The company can save $7 million in six years by adding power from landfill gas, according to a student team from the University of Michigan Ross School of Business.

UPS could save more than $7 million by harnessing landfill gas for energy, according to a team of students from the University of Michigan Ross School of Business.

Thomas Evans, Bruna Ferro and David Heiser, students in the School's Tauber Institute for Global Operations, took first place in the Spotlight! program, which teams students up with companies to work on solving real problems and saving money.

The UPS team investigated the how the company could benefit from using landfill gas to provide energy by looking at UPS' energy use, local energy and renewables markets, billing structures for energy types and costs and benefits associated with landfill gas.

UPS' Worldport worldwide air hub in Louisville, Ky., consumes more than 30 megawatts during peak operations. The facility is situated near Waste Management's Outer Loop Recycling and Disposal Facility, which already funnels landfill gas for use as energy to two other customers. The student team proposed that UPS build a 10-megawatt combustion turbine to generate electricity, powered by landfill gas from the Waste Management site.

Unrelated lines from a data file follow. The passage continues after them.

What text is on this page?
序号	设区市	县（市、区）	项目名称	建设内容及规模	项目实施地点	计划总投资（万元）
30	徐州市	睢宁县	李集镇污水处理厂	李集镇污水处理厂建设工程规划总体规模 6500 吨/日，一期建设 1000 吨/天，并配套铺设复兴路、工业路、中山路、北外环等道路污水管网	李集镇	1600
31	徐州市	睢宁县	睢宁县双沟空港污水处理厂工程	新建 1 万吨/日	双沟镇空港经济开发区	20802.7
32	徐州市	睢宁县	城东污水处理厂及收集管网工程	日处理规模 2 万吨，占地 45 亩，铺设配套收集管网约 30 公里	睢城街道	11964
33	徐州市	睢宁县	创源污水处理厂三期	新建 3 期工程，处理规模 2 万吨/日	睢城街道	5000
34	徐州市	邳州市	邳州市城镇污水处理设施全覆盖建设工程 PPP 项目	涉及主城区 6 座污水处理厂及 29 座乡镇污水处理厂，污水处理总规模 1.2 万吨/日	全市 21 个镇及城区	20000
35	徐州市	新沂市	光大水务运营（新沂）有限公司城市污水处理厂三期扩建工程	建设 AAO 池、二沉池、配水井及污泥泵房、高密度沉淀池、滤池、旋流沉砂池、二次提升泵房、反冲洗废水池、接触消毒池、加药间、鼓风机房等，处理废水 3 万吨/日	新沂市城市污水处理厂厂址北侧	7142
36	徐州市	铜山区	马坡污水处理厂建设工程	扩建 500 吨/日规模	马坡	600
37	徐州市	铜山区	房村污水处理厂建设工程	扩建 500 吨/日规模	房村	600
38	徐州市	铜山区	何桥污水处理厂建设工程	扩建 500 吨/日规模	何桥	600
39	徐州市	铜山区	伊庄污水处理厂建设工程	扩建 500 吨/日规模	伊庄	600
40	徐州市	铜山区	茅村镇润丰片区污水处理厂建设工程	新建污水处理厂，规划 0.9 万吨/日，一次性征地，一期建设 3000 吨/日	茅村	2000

The team predicts UPS could save $7.26 million and that the system would pay for itself in less than six years. However, the savings are contingent on the federal alternative energy Production Tax Credit.

Other student teams in the Spotlight! program, which immerses them within companies for 14-week internships, worked with Alcoa Howmet Dover Castings, Ametek, Boeing Co., BorgWarner, Children's Hospital and Regional Medical Center of Seattle, Cisco Systems, Cummins, Dell, Dow Chemical Co., Eaton Corp., General Electric Aviation, Intel Corp., Pfizer, Raytheon Space and Airborne Systems, Schlumberger, Steelcase and Target.